December 2, 2008

Stossel tells conference audience: "Crisis is a friend of the state"

 

John Stossel delivered a powerful keynote presentation at the Platte Institute’s Transparency in Government Conference on Nov. 18 at the University of Nebraska Student Union in Lincoln, saying that crisis is the friend of the state.


Stossel, a self-proclaimed Libertarian, is a co-anchor of ABC’s 20/20 and a best-selling author. During his one-hour presentation, Stossel gave his reasoning for why prosperity comes from limited government.


Having started his career as a consumer reporter, Stossel admits he initially thought government intervention was a good thing – he thought that it helped protect citizens.


“Then, the more I watched the regulators work the more I realized it didn’t work. It just added to the bureaucracy,” Stossel said. “The rules didn’t even work on the obvious crooks.


“The more I saw competition working, I realized this is what protects people. The way to get rich in America isn’t to cheat people, it’s to give us what we want.”


Stossel doesn’t blame people for feeling like they need government intervention, saying it is, “intuitive to think Capitalism is a dangerous thing and that we need government to protect us.” But, he added, the free-market system works even if it doesn’t seem like it will.


“Day after day, the free market solves problems on behalf of consumers in ways you intuitively wouldn’t think it would,” Stossel said. “We’ve become unwilling to deal with ups and downs … we take miracles performed by the free market for granted.”


To illustrate his point, Stossel used credit card transactions as an example. He said it amazes even him that he can travel to a foreign country, insert a piece of plastic into a machine and get money out of it. He can then take the same piece of plastic to another country and rent a car from someone who doesn’t speak English. And when he gets home, the credit card company has handled all of the accounting, put it neatly into a statement for him and everything works great. Yet, “the government can’t even count votes correctly,” he said.

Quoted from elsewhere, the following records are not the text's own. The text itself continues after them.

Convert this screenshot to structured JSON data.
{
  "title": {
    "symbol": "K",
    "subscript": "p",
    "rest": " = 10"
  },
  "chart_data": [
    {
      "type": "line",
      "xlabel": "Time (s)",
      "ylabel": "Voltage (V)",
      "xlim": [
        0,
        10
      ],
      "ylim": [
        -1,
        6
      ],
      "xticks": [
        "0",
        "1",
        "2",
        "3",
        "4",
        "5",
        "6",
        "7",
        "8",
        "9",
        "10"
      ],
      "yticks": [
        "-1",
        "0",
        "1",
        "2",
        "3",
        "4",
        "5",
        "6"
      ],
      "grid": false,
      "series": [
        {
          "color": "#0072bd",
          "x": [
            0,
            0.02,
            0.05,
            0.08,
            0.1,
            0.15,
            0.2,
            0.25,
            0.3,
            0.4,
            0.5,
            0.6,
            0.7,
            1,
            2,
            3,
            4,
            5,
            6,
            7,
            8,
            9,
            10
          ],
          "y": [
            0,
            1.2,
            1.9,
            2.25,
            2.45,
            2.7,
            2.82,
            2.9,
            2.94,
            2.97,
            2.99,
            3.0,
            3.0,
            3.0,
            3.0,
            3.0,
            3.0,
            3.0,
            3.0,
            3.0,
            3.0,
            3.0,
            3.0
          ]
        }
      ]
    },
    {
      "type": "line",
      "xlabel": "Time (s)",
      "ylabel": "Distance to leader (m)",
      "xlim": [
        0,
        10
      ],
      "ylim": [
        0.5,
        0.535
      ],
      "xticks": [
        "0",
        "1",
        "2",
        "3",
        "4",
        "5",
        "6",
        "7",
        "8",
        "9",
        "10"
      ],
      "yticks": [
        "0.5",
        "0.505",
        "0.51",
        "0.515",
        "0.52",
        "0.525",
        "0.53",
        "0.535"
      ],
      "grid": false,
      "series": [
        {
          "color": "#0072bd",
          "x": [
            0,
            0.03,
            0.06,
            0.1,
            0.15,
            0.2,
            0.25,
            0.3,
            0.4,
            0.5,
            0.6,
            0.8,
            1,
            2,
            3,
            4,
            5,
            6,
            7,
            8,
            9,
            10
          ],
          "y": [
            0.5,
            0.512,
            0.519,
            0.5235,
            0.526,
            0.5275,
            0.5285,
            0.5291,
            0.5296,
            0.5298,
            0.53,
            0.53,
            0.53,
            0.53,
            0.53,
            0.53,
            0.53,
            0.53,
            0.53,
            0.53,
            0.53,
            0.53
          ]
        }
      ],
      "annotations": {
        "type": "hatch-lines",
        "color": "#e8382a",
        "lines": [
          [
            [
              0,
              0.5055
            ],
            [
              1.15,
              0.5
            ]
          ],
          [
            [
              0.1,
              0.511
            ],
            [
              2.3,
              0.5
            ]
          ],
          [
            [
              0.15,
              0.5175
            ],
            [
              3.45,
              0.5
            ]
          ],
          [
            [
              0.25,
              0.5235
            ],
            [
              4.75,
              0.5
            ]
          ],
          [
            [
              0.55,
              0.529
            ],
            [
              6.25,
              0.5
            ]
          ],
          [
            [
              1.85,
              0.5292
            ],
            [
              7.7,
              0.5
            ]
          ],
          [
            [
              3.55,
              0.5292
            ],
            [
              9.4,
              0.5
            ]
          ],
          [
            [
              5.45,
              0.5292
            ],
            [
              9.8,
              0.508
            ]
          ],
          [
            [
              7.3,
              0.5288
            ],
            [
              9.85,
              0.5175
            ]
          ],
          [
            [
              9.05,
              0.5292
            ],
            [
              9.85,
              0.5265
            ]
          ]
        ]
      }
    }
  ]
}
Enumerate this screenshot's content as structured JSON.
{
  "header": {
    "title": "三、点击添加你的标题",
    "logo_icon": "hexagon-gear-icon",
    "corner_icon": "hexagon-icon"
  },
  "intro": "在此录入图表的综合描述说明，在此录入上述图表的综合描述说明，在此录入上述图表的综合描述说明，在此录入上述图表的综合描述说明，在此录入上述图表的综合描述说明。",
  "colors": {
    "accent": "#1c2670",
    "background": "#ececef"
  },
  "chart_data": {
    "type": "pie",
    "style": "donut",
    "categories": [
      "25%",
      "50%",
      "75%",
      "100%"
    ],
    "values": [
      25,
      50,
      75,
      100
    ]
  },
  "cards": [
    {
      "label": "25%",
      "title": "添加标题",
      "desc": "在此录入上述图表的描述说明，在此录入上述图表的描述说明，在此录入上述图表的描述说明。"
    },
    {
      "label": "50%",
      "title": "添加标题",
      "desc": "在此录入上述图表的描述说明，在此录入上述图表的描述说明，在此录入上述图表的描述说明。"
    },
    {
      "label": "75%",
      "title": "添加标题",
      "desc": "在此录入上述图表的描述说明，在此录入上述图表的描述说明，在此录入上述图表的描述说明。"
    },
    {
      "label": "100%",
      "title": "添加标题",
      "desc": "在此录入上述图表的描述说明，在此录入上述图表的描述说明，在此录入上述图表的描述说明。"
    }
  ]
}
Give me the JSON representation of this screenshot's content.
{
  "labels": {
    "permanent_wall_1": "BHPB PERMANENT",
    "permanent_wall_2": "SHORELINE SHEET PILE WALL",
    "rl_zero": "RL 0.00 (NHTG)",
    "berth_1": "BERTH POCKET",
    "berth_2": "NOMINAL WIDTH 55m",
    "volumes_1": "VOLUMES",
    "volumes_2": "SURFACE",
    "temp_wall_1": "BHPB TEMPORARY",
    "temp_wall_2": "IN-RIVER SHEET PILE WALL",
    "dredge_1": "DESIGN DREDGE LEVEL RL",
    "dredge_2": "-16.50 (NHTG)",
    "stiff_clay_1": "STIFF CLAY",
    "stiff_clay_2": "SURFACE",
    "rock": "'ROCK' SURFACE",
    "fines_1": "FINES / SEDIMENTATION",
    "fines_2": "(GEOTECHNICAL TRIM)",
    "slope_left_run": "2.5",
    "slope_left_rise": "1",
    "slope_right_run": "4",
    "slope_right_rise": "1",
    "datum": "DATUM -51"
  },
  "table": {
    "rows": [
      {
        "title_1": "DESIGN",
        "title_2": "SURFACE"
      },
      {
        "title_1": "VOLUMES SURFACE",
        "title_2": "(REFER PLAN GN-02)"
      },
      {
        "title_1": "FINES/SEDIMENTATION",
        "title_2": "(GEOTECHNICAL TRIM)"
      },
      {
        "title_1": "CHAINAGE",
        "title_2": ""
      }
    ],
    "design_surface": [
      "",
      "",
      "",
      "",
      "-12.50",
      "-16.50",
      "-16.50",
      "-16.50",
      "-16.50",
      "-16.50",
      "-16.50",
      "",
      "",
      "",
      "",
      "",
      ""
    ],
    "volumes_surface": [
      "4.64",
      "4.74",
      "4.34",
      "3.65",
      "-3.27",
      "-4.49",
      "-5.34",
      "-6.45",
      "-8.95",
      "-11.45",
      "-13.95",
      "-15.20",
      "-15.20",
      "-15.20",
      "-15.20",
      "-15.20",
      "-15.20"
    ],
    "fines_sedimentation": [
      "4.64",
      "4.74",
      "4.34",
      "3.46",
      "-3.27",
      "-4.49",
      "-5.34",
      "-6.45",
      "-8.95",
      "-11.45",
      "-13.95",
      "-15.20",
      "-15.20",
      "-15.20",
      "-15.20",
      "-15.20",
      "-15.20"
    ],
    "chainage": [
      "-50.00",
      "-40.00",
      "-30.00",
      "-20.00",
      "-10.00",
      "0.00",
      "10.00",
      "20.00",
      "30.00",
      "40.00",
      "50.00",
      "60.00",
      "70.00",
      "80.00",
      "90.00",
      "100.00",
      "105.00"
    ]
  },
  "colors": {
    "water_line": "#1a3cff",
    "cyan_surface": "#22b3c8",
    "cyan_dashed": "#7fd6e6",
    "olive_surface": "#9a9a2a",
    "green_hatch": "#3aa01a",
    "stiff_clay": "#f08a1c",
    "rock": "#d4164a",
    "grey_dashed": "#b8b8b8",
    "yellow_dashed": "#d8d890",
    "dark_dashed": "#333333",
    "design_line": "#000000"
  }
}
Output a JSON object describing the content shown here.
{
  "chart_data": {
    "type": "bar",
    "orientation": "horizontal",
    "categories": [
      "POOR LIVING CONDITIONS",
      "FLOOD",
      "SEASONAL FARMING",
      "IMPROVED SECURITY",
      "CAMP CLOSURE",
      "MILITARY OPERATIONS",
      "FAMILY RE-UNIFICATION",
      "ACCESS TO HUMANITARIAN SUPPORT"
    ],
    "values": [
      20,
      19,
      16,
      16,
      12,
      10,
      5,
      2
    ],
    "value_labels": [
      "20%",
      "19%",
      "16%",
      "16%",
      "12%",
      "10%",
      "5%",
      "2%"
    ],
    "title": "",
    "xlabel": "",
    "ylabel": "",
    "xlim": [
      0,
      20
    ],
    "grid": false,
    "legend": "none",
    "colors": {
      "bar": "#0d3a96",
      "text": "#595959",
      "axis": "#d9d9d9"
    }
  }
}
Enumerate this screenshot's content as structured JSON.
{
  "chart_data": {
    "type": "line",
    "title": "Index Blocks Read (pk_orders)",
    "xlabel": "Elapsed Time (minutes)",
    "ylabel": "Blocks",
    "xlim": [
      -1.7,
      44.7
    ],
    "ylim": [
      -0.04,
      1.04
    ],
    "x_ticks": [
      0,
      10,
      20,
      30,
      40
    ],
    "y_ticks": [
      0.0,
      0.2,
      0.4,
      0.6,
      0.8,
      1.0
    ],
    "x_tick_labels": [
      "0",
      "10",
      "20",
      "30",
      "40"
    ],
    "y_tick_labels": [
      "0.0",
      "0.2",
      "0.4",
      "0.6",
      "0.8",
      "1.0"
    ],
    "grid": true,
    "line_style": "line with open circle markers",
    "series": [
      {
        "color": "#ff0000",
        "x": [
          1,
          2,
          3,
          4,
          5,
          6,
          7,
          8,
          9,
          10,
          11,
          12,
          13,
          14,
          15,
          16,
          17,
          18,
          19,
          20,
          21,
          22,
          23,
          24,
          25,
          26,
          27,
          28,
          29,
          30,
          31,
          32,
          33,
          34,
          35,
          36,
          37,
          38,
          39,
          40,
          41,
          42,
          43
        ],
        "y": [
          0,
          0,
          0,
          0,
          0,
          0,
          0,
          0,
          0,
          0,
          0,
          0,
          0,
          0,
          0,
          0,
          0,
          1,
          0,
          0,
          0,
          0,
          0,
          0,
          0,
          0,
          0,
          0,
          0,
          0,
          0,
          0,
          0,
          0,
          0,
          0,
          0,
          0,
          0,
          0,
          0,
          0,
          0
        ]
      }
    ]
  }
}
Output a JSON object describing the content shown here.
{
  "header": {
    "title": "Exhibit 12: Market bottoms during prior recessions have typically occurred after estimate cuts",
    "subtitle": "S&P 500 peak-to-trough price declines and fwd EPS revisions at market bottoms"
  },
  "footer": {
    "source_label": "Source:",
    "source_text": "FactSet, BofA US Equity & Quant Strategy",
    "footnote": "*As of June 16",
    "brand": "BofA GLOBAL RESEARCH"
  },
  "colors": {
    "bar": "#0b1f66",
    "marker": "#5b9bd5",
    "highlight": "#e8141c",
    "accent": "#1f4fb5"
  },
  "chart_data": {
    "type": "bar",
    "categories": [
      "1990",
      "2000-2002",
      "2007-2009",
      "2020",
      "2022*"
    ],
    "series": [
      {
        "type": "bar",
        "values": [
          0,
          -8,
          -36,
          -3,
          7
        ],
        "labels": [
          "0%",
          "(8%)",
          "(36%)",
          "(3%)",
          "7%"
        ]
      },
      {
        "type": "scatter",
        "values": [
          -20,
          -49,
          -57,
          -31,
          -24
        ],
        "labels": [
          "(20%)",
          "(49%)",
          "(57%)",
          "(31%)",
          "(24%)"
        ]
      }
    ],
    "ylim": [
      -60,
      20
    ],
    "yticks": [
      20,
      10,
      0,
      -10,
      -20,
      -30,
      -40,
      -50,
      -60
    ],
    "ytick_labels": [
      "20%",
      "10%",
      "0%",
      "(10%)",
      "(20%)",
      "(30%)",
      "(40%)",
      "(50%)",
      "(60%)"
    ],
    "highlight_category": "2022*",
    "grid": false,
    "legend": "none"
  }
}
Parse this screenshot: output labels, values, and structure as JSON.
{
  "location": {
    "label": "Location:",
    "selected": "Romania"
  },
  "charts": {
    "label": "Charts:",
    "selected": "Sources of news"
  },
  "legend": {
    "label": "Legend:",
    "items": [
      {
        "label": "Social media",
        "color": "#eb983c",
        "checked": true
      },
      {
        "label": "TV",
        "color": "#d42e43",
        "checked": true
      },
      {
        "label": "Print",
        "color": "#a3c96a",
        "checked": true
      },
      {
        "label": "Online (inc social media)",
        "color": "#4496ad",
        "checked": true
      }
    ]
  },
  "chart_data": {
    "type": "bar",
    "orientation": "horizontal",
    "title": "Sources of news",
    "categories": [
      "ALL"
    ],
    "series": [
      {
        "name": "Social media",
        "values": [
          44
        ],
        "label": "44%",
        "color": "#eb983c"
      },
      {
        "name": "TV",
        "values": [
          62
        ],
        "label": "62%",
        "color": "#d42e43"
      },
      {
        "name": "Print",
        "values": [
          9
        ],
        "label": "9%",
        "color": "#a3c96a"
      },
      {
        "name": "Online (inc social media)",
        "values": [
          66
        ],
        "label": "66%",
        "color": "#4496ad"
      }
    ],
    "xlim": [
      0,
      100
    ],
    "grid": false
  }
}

Stossel also used his presentation to express his concern over how much government spending has increased through the years as a percentage of our GDP.


“I would say they spend money like drunken sailors, except that insults drunken sailors because they spend their own money,” Stossel said.


Stossel’s presentation drew a rousing applause from the audience and he concluded the luncheon with a book signing for those conference attendees.